La movilización agrícola que comenzó a principios de año no muestra signos de debilitamiento. Este miércoles 7 de enero, a pesar de las prohibiciones prefectorales a los convoyes de tractores en muchas regiones, las protestas continuaron en todo el país. Bloqueos de carreteras, bloqueos de rutas estratégicas y salidas hacia la capital marcaron una protesta impulsada por varios frentes: rechazo al acuerdo de libre comercio con Mercosur, denuncia de la Política Agrícola Común Europea y críticas a la gestión gubernamental de la dermatosis nodular contagiosa que afecta al ganado. Tras nuevas consultas en Matignon, el primer ministro Sébastien Lecornu prometió anuncios concretos para el viernes. Esta perspectiva fue considerada insuficiente por la Coordinación Rural, que mantuvo su convocatoria a una gran manifestación en París el jueves, a pesar de las restricciones de viaje. Su presidente, Bertrand VenteauExplicó que los campesinos pretenden llegar a la capital "de una forma u otra" para hacer escuchar sus demandas.
Convoyes en dirección a París, carreteras bloqueadas en las regiones
Desde principios de semana, varios convoyes han salido del suroeste de Francia y otras regiones, convergiendo hacia París. Agricultores de Lot-et-Garonne, Dordogne, Gironde y Pyrénées-Atlantiques han tomado las carreteras, a veces de noche, para evitar los controles. Otros han optado por estacionar su maquinaria cerca de las carreteras principales u organizar relevos para evitar que sus tractores sean incautados. En Drôme y Ardèche, unos cincuenta agricultores también se han dirigido a la capital, mientras que se han reportado salidas desde Vienne, Deux-Sèvres, Alpes-Maritimes y Córcega. Mientras tanto, la presión sobre la infraestructura local sigue siendo alta. En Occitania, varias carreteras principales permanecen cerradas, en particular la A64 en Carbonne, la N124 en Gers y la A75 en Lozère.

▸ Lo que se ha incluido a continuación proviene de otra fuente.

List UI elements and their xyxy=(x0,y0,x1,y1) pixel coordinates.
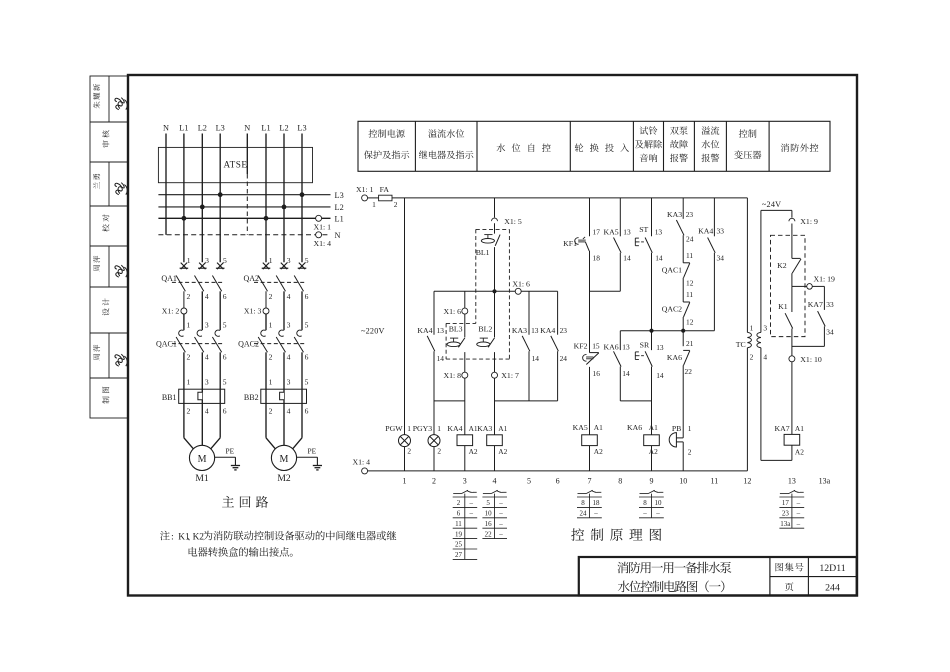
strip name cell 周萍 xyxy=(108,333,110,378)
svg-text:KA7: KA7 xyxy=(808,300,823,309)
svg-text:8: 8 xyxy=(643,499,647,507)
svg-text:KA6: KA6 xyxy=(667,353,682,362)
svg-text:~220V: ~220V xyxy=(361,326,385,335)
wire KA3 to QAC1 xyxy=(682,235,684,262)
svg-text:KA3: KA3 xyxy=(477,424,492,433)
wire KA3 contact to tie xyxy=(528,351,530,401)
svg-text:22: 22 xyxy=(485,530,493,538)
wire X1:6 to branch 6 xyxy=(521,290,557,292)
svg-text:A2: A2 xyxy=(469,447,478,456)
svg-text:14: 14 xyxy=(622,369,630,378)
terminal X1:5 xyxy=(492,218,498,221)
wire coil KA5 to rail xyxy=(589,446,591,471)
svg-text:4: 4 xyxy=(287,352,291,361)
svg-text:K2: K2 xyxy=(777,261,787,270)
signature scribble xyxy=(115,354,127,366)
svg-text:5: 5 xyxy=(223,320,227,329)
wire branch2-branch3 tie xyxy=(434,400,465,402)
svg-text:6: 6 xyxy=(223,292,227,301)
wire coil KA7 return to TC xyxy=(791,445,793,460)
header cell 溢流水位报警 xyxy=(702,126,720,135)
svg-text:14: 14 xyxy=(655,254,663,263)
svg-text:–: – xyxy=(469,499,474,507)
svg-text:15: 15 xyxy=(592,342,600,351)
header cell 控制电源保护及指示 xyxy=(369,129,405,137)
wire lamp PGW to rail xyxy=(404,447,406,471)
wire feeder drops source 1 xyxy=(183,134,185,263)
dashed enclosure BL1/BL2/BL3 xyxy=(476,228,510,230)
svg-text:A1: A1 xyxy=(649,423,658,432)
header cell 水位自控 xyxy=(497,143,551,151)
svg-text:13a: 13a xyxy=(819,476,831,485)
svg-text:6: 6 xyxy=(223,406,227,415)
svg-text:~24V: ~24V xyxy=(762,200,781,209)
junction dots on buses xyxy=(182,216,187,221)
wire alarm down to KA6 13-14 xyxy=(619,331,621,350)
svg-text:11: 11 xyxy=(686,290,693,299)
header cell 试铃及解除音响 xyxy=(640,126,658,134)
svg-text:A2: A2 xyxy=(594,447,603,456)
svg-text:1: 1 xyxy=(187,256,191,265)
svg-text:10: 10 xyxy=(654,499,662,507)
svg-text:L1: L1 xyxy=(335,215,344,224)
strip name cell 周萍 xyxy=(108,246,110,287)
svg-text:PGW: PGW xyxy=(385,424,403,433)
svg-text:TC: TC xyxy=(736,340,746,349)
header cell 轮换投入 xyxy=(575,143,629,152)
branch 4 wire from rail xyxy=(494,198,496,218)
wire coil KA3 to rail xyxy=(494,446,496,471)
wire X1:10 to coil KA7 xyxy=(791,362,793,435)
wire terminal to fuse xyxy=(368,197,379,199)
branch 1 wire xyxy=(404,198,406,435)
svg-text:KA7: KA7 xyxy=(775,424,790,433)
svg-text:FA: FA xyxy=(380,185,390,194)
circuit breaker QA1 xyxy=(181,263,187,270)
svg-text:–: – xyxy=(593,510,598,518)
svg-text:2: 2 xyxy=(187,406,191,415)
wire KA4 33-34 to alarm wire xyxy=(713,253,715,331)
svg-text:–: – xyxy=(655,510,660,518)
svg-text:22: 22 xyxy=(685,367,693,376)
title strip column xyxy=(90,76,128,418)
wire cable to motor M1 xyxy=(201,403,203,445)
wire KF1 to KF2 xyxy=(589,251,591,353)
relay coil KA7 xyxy=(784,434,800,445)
svg-text:2: 2 xyxy=(437,447,441,456)
svg-text:N: N xyxy=(244,124,250,133)
svg-text:N: N xyxy=(335,231,341,240)
svg-text:KA3: KA3 xyxy=(667,210,682,219)
junction dot branch 9 alarm xyxy=(649,329,653,333)
svg-text:–: – xyxy=(498,510,503,518)
svg-text:–: – xyxy=(642,510,647,518)
svg-text:4: 4 xyxy=(763,353,767,362)
svg-text:X1: 4: X1: 4 xyxy=(353,457,371,466)
svg-text:BL1: BL1 xyxy=(476,248,490,257)
terminal X1:6 inline xyxy=(515,288,521,294)
svg-text:QAC1: QAC1 xyxy=(156,340,177,349)
wire KA4 23-24 to tie xyxy=(557,351,559,401)
svg-text:L3: L3 xyxy=(216,124,225,133)
svg-text:11: 11 xyxy=(455,520,462,528)
svg-text:14: 14 xyxy=(532,354,540,363)
function header table xyxy=(358,121,830,171)
wire feeder drops source 2 xyxy=(265,134,267,263)
wire contactor to thermal relay xyxy=(265,352,267,389)
svg-text:12: 12 xyxy=(743,476,751,485)
terminal X1:10 xyxy=(789,356,795,362)
branch 6 wire xyxy=(557,291,559,334)
svg-text:1: 1 xyxy=(407,424,411,433)
svg-text:5: 5 xyxy=(486,499,490,507)
wire SR to coil KA6 xyxy=(651,367,653,435)
branch 5 wire xyxy=(528,291,530,334)
branch 11 wire from rail xyxy=(713,198,715,236)
svg-text:23: 23 xyxy=(686,210,694,219)
terminal X1:1 control feed xyxy=(362,195,368,201)
wire X1:19 to KA7 branch xyxy=(812,285,824,287)
branch 7 wire from rail xyxy=(589,198,591,236)
alarm bell PB xyxy=(669,433,676,447)
svg-text:17: 17 xyxy=(782,499,790,507)
svg-text:A1: A1 xyxy=(795,424,804,433)
terminal X1:6 branch 3 xyxy=(462,308,468,314)
wire BL1 junction to BL2 xyxy=(494,291,496,337)
branch 2 wire down xyxy=(433,291,435,334)
branch 9 wire from rail xyxy=(651,198,653,236)
bus L1 xyxy=(158,217,330,219)
svg-text:X1: 1: X1: 1 xyxy=(314,223,332,232)
svg-text:16: 16 xyxy=(485,520,493,528)
svg-text:4: 4 xyxy=(205,406,209,415)
contact usage table KA7 xyxy=(780,493,789,495)
svg-text:24: 24 xyxy=(560,354,568,363)
svg-text:4: 4 xyxy=(287,292,291,301)
svg-text:KA4: KA4 xyxy=(540,326,555,335)
svg-text:KA3: KA3 xyxy=(512,326,527,335)
svg-text:X1: 19: X1: 19 xyxy=(814,275,836,284)
atlas number label xyxy=(776,563,804,572)
terminal X1:9 xyxy=(789,218,795,221)
title block xyxy=(579,557,857,596)
svg-text:1: 1 xyxy=(269,377,273,386)
contact usage table KA4 xyxy=(453,493,461,495)
svg-text:KA6: KA6 xyxy=(604,342,619,351)
terminal X1:1 on bus L1 xyxy=(316,215,322,221)
indicator lamp PGW xyxy=(399,435,411,447)
svg-text:X1: 9: X1: 9 xyxy=(800,217,818,226)
svg-text:4: 4 xyxy=(205,352,209,361)
svg-text:8: 8 xyxy=(618,476,622,485)
svg-text:A1: A1 xyxy=(594,423,603,432)
branch 8 wire from rail xyxy=(619,198,621,236)
svg-text:M1: M1 xyxy=(195,473,209,484)
svg-text:X1: 6: X1: 6 xyxy=(512,280,530,289)
bottom rail neutral xyxy=(368,470,748,472)
svg-text:K1: K1 xyxy=(778,302,788,311)
float switch BL1 (overflow level) xyxy=(495,235,500,246)
svg-text:M: M xyxy=(198,454,207,465)
svg-text:13: 13 xyxy=(437,326,445,335)
relay coil KA3 xyxy=(487,435,503,446)
svg-text:244: 244 xyxy=(825,582,840,593)
svg-text:L2: L2 xyxy=(279,124,288,133)
svg-text:KF2: KF2 xyxy=(574,342,588,351)
svg-text:9: 9 xyxy=(650,476,654,485)
svg-text:ATSE: ATSE xyxy=(224,159,248,169)
thermal overload relay BB2 xyxy=(261,389,307,403)
svg-text:1: 1 xyxy=(688,424,692,433)
svg-text:1: 1 xyxy=(269,256,273,265)
branch 12 wire from rail to TC xyxy=(746,198,748,333)
strip name cell 兰勇 xyxy=(108,162,110,206)
wire cable to motor M2 xyxy=(283,403,285,445)
float switch BL3 xyxy=(458,338,465,348)
wire KA6 21-22 to bell xyxy=(682,365,684,438)
svg-text:2: 2 xyxy=(187,292,191,301)
svg-text:12D11: 12D11 xyxy=(819,563,845,574)
wire coil KA4 to rail xyxy=(464,446,466,471)
svg-text:KA4: KA4 xyxy=(698,227,713,236)
svg-text:13: 13 xyxy=(655,228,663,237)
relay coil KA4 xyxy=(457,435,473,446)
wire K1 to X1:10 xyxy=(791,329,793,356)
svg-text:KA6: KA6 xyxy=(627,423,642,432)
svg-text:8: 8 xyxy=(581,499,585,507)
wire K2 to X1:19 junction xyxy=(791,273,793,286)
wire QAC1 to QAC2 xyxy=(682,278,684,302)
title text xyxy=(617,562,731,574)
svg-text:6: 6 xyxy=(305,352,309,361)
wire TC secondary 24V xyxy=(760,210,762,332)
svg-text:3: 3 xyxy=(763,324,767,333)
PE ground for M2 xyxy=(297,456,318,458)
wire KF2 to coil KA5 xyxy=(589,367,591,435)
branch 4 wire BL2 xyxy=(488,338,495,348)
signature scribble xyxy=(115,183,127,195)
wire KA7 branch to X1:10 node xyxy=(823,326,825,346)
svg-text:2: 2 xyxy=(269,292,273,301)
svg-text:4: 4 xyxy=(205,292,209,301)
svg-text:13: 13 xyxy=(623,228,631,237)
terminal X1:4 on bus N xyxy=(316,232,322,238)
svg-text:33: 33 xyxy=(717,227,725,236)
svg-text:L3: L3 xyxy=(335,191,344,200)
svg-text:3: 3 xyxy=(463,476,467,485)
svg-text:16: 16 xyxy=(593,369,601,378)
svg-text:X1: 8: X1: 8 xyxy=(443,371,461,380)
PE ground for M1 xyxy=(215,456,236,458)
svg-text:A2: A2 xyxy=(795,447,804,456)
svg-text:X1: 3: X1: 3 xyxy=(244,307,262,316)
wire QAC2 to alarm junction xyxy=(682,317,684,346)
svg-text:34: 34 xyxy=(826,328,834,337)
bus L2 xyxy=(158,206,330,208)
svg-text:L2: L2 xyxy=(335,203,344,212)
wire X1:6 to BL3 xyxy=(464,314,466,337)
svg-text:5: 5 xyxy=(527,476,531,485)
svg-text:BL2: BL2 xyxy=(478,325,492,334)
terminal 2 xyxy=(181,308,187,314)
wire neutral drop source 2 (dashed below ATSE) xyxy=(246,134,248,175)
note text line 2 xyxy=(189,547,293,557)
svg-text:X1: 7: X1: 7 xyxy=(501,371,519,380)
branch 10 wire from rail xyxy=(682,198,684,219)
svg-text:M: M xyxy=(280,454,289,465)
svg-text:25: 25 xyxy=(455,541,463,549)
svg-text:1: 1 xyxy=(372,200,376,209)
svg-text:6: 6 xyxy=(457,510,461,518)
svg-text:1: 1 xyxy=(750,324,754,333)
ATSE changeover switch box xyxy=(158,147,312,182)
svg-text:PE: PE xyxy=(308,446,317,455)
svg-text:4: 4 xyxy=(287,406,291,415)
wire X1:8 down to coil KA4 xyxy=(464,378,466,435)
svg-text:L2: L2 xyxy=(198,124,207,133)
svg-text:SR: SR xyxy=(640,341,650,350)
svg-text:QAC2: QAC2 xyxy=(662,305,682,314)
svg-text:3: 3 xyxy=(287,320,291,329)
svg-text:QA1: QA1 xyxy=(161,274,177,283)
svg-text:6: 6 xyxy=(223,352,227,361)
svg-text:–: – xyxy=(796,510,801,518)
svg-text:6: 6 xyxy=(305,292,309,301)
svg-text::: : xyxy=(171,533,174,543)
svg-text:1: 1 xyxy=(269,320,273,329)
svg-text:3: 3 xyxy=(287,256,291,265)
svg-text:A2: A2 xyxy=(649,447,658,456)
svg-text:X1: 1: X1: 1 xyxy=(356,185,374,194)
svg-text:–: – xyxy=(498,530,503,538)
junction dot branch 4 xyxy=(492,289,496,293)
bus L3 xyxy=(158,194,330,196)
svg-text:11: 11 xyxy=(711,476,719,485)
strip role cell 制图 xyxy=(102,387,109,404)
svg-text:–: – xyxy=(469,510,474,518)
wire coil KA6 to rail xyxy=(651,446,653,471)
svg-text:KA5: KA5 xyxy=(573,423,588,432)
svg-text:12: 12 xyxy=(686,318,694,327)
wire breaker to contactor xyxy=(183,291,185,308)
svg-text:18: 18 xyxy=(592,499,600,507)
svg-text:–: – xyxy=(498,520,503,528)
svg-text:–: – xyxy=(796,499,801,507)
svg-text:14: 14 xyxy=(623,254,631,263)
svg-text:5: 5 xyxy=(305,320,309,329)
wire X1:9 to K2 xyxy=(791,224,793,259)
svg-text:5: 5 xyxy=(223,377,227,386)
wire X1:5 to BL1 xyxy=(494,223,496,233)
svg-text:24: 24 xyxy=(579,510,587,518)
svg-text:6: 6 xyxy=(305,406,309,415)
svg-text:KA4: KA4 xyxy=(447,424,462,433)
terminal 3 xyxy=(263,308,269,314)
svg-text:2: 2 xyxy=(457,499,461,507)
wire bell PB to rail xyxy=(682,442,684,471)
note text line 1 xyxy=(160,531,170,541)
svg-text:X1: 6: X1: 6 xyxy=(443,307,461,316)
svg-text:21: 21 xyxy=(686,339,694,348)
svg-text:PGY3: PGY3 xyxy=(413,424,433,433)
indicator lamp PGY3 xyxy=(428,435,440,447)
strip name cell 朱耀新 xyxy=(108,76,110,122)
wire branch 8 tie at 291 xyxy=(590,290,621,292)
svg-text:A1: A1 xyxy=(498,424,507,433)
svg-text:12: 12 xyxy=(686,278,694,287)
svg-text:27: 27 xyxy=(455,551,463,559)
svg-text:13: 13 xyxy=(788,476,796,485)
svg-text:33: 33 xyxy=(826,300,834,309)
svg-text:13: 13 xyxy=(531,326,539,335)
control circuit caption 控制原理图 xyxy=(571,528,661,541)
svg-text:14: 14 xyxy=(656,371,664,380)
terminal X1:8 xyxy=(462,372,468,378)
wire tie to branch 4 xyxy=(495,400,558,402)
wire breaker to contactor xyxy=(265,291,267,308)
dashed enclosure K1 K2 (fire interface) xyxy=(771,235,806,336)
relay coil KA5 xyxy=(582,435,598,446)
svg-text:1: 1 xyxy=(187,320,191,329)
contact usage table KA6 xyxy=(640,493,649,495)
contact usage table KA3 xyxy=(483,493,491,495)
svg-text:3: 3 xyxy=(205,320,209,329)
svg-text:5: 5 xyxy=(223,256,227,265)
svg-text:QAC2: QAC2 xyxy=(238,340,259,349)
branch 3 wire from junction xyxy=(464,291,466,308)
terminal X1:7 xyxy=(492,372,498,378)
wire neutral drop source 1 xyxy=(165,134,167,235)
svg-text:BB2: BB2 xyxy=(244,393,259,402)
wire KA5 contact to tie xyxy=(619,253,621,291)
svg-text:2: 2 xyxy=(187,352,191,361)
svg-text:1: 1 xyxy=(403,476,407,485)
strip role cell 审核 xyxy=(102,130,109,147)
wire BL3 to X1:8 xyxy=(464,352,466,372)
svg-text:2: 2 xyxy=(394,200,398,209)
svg-text:3: 3 xyxy=(287,377,291,386)
signature scribble xyxy=(115,265,127,277)
svg-text:10: 10 xyxy=(485,510,493,518)
main circuit caption 主回路 xyxy=(222,496,268,508)
svg-text:L1: L1 xyxy=(179,124,188,133)
svg-text:1: 1 xyxy=(437,424,441,433)
svg-text:X1: 4: X1: 4 xyxy=(314,239,332,248)
svg-text:KA5: KA5 xyxy=(604,228,619,237)
circuit breaker QA2 xyxy=(263,263,269,270)
wire X1:7 to coil KA3 xyxy=(494,378,496,435)
svg-text:2: 2 xyxy=(269,352,273,361)
wire BL1 down to junction xyxy=(494,247,496,291)
svg-text:X1: 2: X1: 2 xyxy=(162,307,180,316)
svg-text:23: 23 xyxy=(560,326,568,335)
svg-text:K2: K2 xyxy=(193,533,205,543)
svg-text:7: 7 xyxy=(588,476,592,485)
svg-text:PE: PE xyxy=(226,446,235,455)
wire ST to SR xyxy=(651,253,653,350)
svg-text:X1: 10: X1: 10 xyxy=(800,355,822,364)
top rail 220V xyxy=(392,197,747,199)
terminal X1:19 xyxy=(807,284,813,290)
svg-text:34: 34 xyxy=(717,254,725,263)
svg-text:4: 4 xyxy=(493,476,497,485)
svg-text:A2: A2 xyxy=(498,447,507,456)
svg-text:L1: L1 xyxy=(261,124,270,133)
thermal overload relay BB1 xyxy=(179,389,225,403)
svg-text:10: 10 xyxy=(679,476,687,485)
signature scribble xyxy=(115,98,127,110)
svg-text:QAC1: QAC1 xyxy=(662,265,682,274)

El tráfico ferroviario incluso se interrumpió entre Auch y L'Isle-Jourdain después de que se colocaran obstáculos en las vías. En el departamento de Gard, se mantiene un puesto de control en la salida de la autopista A54, cerca de Nimes, donde se inspeccionaban camiones extranjeros cerca de importantes centros de distribución minorista. En Montpellier, se prevé una marcha multitudinaria hacia la sede del consejo departamental.
En Auvernia-Ródano-Alpes, los bloqueos también aumentan.
Al sur de Lyon, la M7 está bloqueada en Pierre-Bénite, mientras que en Isère, los bloqueos persisten cerca de la A51 y en la frontera con Ain. En Drôme, las protestas se concentran ahora en torno a Tain-l'Hermitage. Más al norte, en Borgoña, las estaciones de peaje de Beaune Sud y Til-Châtel permanecen cerradas, lo que ilustra la expansión geográfica del movimiento. En Hauts-de-France, se espera que varios cientos de agricultores se concentren en el centro de Amiens, mientras que en Normandía se han levantado algunos bloqueos para permitir el viaje de delegaciones a París. En Nouvelle-Aquitaine y Grand Est, se han anunciado acciones aplazadas para los próximos días, a menudo deliberadamente discretas para mantener un factor sorpresa. Este endurecimiento gradual del movimiento refleja una marcada pérdida de confianza en las respuestas institucionales. Para muchos agricultores, los anuncios previstos del gobierno deben ir más allá de las meras promesas y abordar las causas estructurales de la crisis. De lo contrario, la perspectiva de un estancamiento, o incluso de una escalada del conflicto, sigue siendo muy real tanto en las zonas rurales como en las afueras de las grandes ciudades.